At a time when publishing seemed to matter as much as thesis completion, there were conflicts in the BCCCS between the perceived urgency of political and intellectual consolidation and the need to produce more sanctioned qualifications. This is a tension that continues to drive many students in our Department, and I hope that by sharing their work here they may be able to come to some kind of accommodation.

For feminists in the BCCCS, working groups were also important. The Women Thesis Writers’ Group invited feminist grad students and other friends of the Centre “to exchange written work, provide and receive feedback, and discuss ideas” according to the editors of Off Centre: Feminism and Cultural Studies . This important book marked the 10 year anniversary of Women Take Issue – the feminist edition of the Working Papers journal, which holds particular meaning in the scholarly history our Department follows. Perhaps this space can offer a similar, if wider, function of support.

As I have argued in my own research, blogging is useful for thesis writers in particular because it breaks the isolation of the sole-authored project. In increasingly professionalised and competitive graduate programs for cultural studies, it may even provide a space for dialogue across campuses and regions so that the politics and ethics for contemporary cultural theory may continue to be defined and realised.

Comments

2 Responses to “Thinking culture now updating”

  1. Rachel @ Musings of An Inappropriate Woman
    April 27th, 2010 @ 1:37 pm

    Great project, Mel – I’m really excited to see a universities taking blogging as a form of getting one’s ideas out there seriously.

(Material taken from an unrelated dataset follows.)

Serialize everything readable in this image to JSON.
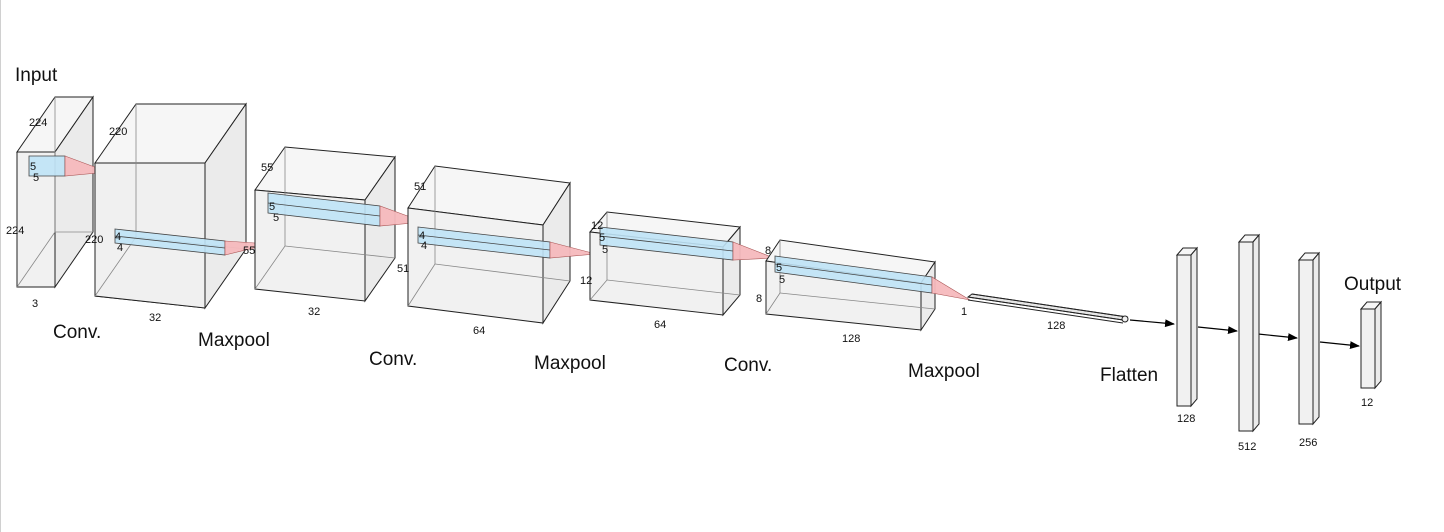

A lot of the people I’ve spoken to about turning research into blogs seem to be under the impression that blogs are mostly ill-informed rants, but I find the stuff I encounter online much more stimulating than what I usually come across in, say, MSM. But I know I’m preaching to the converted here. :)

  2. Terry
    June 9th, 2010 @ 8:45 am

    Axel Bruns is the person on the subject of M/C’s orgins, although a lot of people around the UQ Media Studies PG program were involved in the mid-late 90s. I think you’ll find that its origins were in an Honours course that David Marshall was running at the time.